BLOOD-LETTING AND BLISTERING IN THE TREATMENT OF PNEUMONIA.*

Author Affiliations
 

JAMA 100 Years Ago Section Editor: Jennifer Reiling, Assistant Editor.

JAMA. 2002;288(20):2620. doi:10.1001/jama.288.20.2620

JAMES TYSON, M.D.
PHILADELPHIA.

There are two periods in the course of a croupous pneumonia in which blood-letting may be of service; first, in the early stage for the relief of pain and dyspnea, and second, in an advanced stage where there is engorgement of the right heart, also associated with intense dyspnea and general venous stasis.

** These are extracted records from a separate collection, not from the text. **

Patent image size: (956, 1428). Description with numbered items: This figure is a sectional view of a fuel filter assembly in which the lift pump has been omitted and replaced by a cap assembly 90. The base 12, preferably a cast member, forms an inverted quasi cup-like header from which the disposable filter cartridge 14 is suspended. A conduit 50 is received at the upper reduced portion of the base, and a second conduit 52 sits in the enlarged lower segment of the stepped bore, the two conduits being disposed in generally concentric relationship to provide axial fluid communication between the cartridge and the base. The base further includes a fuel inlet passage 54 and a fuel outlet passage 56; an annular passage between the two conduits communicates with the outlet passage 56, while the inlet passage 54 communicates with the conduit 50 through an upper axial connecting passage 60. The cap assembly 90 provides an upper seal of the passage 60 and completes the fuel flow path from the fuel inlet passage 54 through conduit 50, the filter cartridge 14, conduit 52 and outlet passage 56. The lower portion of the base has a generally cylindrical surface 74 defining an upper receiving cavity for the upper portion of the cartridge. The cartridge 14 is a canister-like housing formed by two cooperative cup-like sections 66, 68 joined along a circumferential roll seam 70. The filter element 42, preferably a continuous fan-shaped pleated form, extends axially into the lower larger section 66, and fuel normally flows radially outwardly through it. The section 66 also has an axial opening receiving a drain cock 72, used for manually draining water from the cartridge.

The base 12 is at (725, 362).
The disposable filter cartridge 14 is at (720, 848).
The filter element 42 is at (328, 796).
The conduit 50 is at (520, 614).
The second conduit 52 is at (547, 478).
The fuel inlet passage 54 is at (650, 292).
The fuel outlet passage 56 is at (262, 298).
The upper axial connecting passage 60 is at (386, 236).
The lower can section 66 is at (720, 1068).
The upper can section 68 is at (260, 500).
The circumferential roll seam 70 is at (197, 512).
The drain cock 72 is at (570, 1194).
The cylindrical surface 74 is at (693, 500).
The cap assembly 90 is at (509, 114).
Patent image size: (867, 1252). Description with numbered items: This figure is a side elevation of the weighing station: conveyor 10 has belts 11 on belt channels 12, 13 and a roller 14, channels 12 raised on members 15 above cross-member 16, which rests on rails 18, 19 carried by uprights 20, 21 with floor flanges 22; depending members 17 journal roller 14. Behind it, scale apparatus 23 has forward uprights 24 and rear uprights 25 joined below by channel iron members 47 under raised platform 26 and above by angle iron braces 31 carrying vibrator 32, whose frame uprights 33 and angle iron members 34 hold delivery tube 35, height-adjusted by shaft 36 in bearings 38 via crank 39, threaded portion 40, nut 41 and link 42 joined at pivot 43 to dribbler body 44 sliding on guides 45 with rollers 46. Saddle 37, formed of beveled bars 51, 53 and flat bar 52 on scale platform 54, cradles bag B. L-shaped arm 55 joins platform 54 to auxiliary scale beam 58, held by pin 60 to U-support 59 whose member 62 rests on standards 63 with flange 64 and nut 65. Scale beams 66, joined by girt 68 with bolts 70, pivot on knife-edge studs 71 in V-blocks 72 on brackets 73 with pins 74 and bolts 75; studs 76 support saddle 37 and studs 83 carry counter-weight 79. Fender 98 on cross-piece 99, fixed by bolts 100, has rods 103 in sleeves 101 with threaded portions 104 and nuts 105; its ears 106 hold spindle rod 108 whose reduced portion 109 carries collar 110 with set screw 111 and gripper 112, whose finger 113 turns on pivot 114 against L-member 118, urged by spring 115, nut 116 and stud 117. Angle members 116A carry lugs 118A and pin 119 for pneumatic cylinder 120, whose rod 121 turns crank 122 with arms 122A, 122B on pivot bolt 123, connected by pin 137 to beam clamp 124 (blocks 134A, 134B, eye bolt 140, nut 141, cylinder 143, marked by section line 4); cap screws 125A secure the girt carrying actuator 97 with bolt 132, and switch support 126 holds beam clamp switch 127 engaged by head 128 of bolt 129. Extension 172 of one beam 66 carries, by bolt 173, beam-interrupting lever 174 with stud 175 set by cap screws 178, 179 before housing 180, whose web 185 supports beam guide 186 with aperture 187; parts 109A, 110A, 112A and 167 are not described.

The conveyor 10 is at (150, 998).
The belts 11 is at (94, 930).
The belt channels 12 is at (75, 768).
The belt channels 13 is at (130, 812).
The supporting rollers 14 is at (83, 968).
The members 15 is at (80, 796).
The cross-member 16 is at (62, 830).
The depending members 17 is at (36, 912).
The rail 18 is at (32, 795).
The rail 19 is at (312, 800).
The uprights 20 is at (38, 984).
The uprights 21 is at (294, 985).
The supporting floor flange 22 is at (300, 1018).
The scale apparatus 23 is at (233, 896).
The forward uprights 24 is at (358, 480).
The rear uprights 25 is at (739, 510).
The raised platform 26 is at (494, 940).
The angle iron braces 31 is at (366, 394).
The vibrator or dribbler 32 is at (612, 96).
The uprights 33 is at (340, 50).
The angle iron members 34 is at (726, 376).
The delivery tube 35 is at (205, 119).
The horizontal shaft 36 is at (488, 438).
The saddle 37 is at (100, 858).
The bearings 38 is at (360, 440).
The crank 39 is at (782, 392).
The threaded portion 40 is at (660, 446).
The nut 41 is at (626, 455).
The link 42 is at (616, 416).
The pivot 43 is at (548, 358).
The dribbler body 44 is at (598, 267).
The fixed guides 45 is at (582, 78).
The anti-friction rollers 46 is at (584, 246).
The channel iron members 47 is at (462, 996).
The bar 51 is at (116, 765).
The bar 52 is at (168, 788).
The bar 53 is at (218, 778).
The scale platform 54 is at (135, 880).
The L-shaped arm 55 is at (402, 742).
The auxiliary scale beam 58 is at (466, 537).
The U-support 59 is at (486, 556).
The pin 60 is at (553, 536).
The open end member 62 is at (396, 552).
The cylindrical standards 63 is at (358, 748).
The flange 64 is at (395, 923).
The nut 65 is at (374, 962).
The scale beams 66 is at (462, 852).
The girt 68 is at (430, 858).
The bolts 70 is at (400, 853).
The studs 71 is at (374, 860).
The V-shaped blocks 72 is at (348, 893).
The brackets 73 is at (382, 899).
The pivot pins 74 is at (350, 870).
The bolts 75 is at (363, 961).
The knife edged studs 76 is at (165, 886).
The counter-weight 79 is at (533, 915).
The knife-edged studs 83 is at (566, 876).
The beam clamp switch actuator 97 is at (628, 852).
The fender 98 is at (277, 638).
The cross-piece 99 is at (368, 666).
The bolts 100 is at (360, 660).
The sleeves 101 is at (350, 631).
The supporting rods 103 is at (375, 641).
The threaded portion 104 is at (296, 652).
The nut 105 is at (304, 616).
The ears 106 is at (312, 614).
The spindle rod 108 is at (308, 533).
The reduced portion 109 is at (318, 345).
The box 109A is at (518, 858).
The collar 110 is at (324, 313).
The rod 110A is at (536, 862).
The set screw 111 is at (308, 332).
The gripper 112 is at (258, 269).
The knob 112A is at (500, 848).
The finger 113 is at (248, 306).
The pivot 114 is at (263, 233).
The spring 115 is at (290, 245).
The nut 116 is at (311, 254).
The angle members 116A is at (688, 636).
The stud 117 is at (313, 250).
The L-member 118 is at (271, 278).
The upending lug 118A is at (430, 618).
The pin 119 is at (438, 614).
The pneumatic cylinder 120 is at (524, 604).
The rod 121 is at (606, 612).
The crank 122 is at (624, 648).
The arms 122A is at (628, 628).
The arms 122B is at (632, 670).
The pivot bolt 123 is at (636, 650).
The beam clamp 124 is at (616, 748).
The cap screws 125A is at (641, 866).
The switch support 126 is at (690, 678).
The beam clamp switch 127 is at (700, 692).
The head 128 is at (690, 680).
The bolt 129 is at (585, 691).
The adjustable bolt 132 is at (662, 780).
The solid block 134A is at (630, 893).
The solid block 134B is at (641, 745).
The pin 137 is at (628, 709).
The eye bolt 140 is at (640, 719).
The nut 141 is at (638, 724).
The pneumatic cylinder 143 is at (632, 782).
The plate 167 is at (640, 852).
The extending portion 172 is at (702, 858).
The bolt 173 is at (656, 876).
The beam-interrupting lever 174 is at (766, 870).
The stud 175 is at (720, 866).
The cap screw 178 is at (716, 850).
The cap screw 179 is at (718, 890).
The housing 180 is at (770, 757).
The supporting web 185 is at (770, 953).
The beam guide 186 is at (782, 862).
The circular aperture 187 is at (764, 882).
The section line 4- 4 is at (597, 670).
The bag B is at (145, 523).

No remedy is so efficient for the first object as blood-letting by the application of cut cups. Poultices, counter-irritation by the various measures commonly employed and even full doses of morphin hypodermically, are comparatively valueless as compared with wet cupping. Full doses of morphin produce temporary relief, but it passes away as soon as the effect of the drug wears off. No one who has not seen the happy result of such a bleeding can realize it. Venesection at the arm is less efficient, although it, too, relieves engorgement and diminishes pain and dyspnea. By no means every case of pneumonia, however, demands such treatment, and it is especially the cases associated with pleurisy—pleuropneumonia—in which it is indicated and is of such signal service.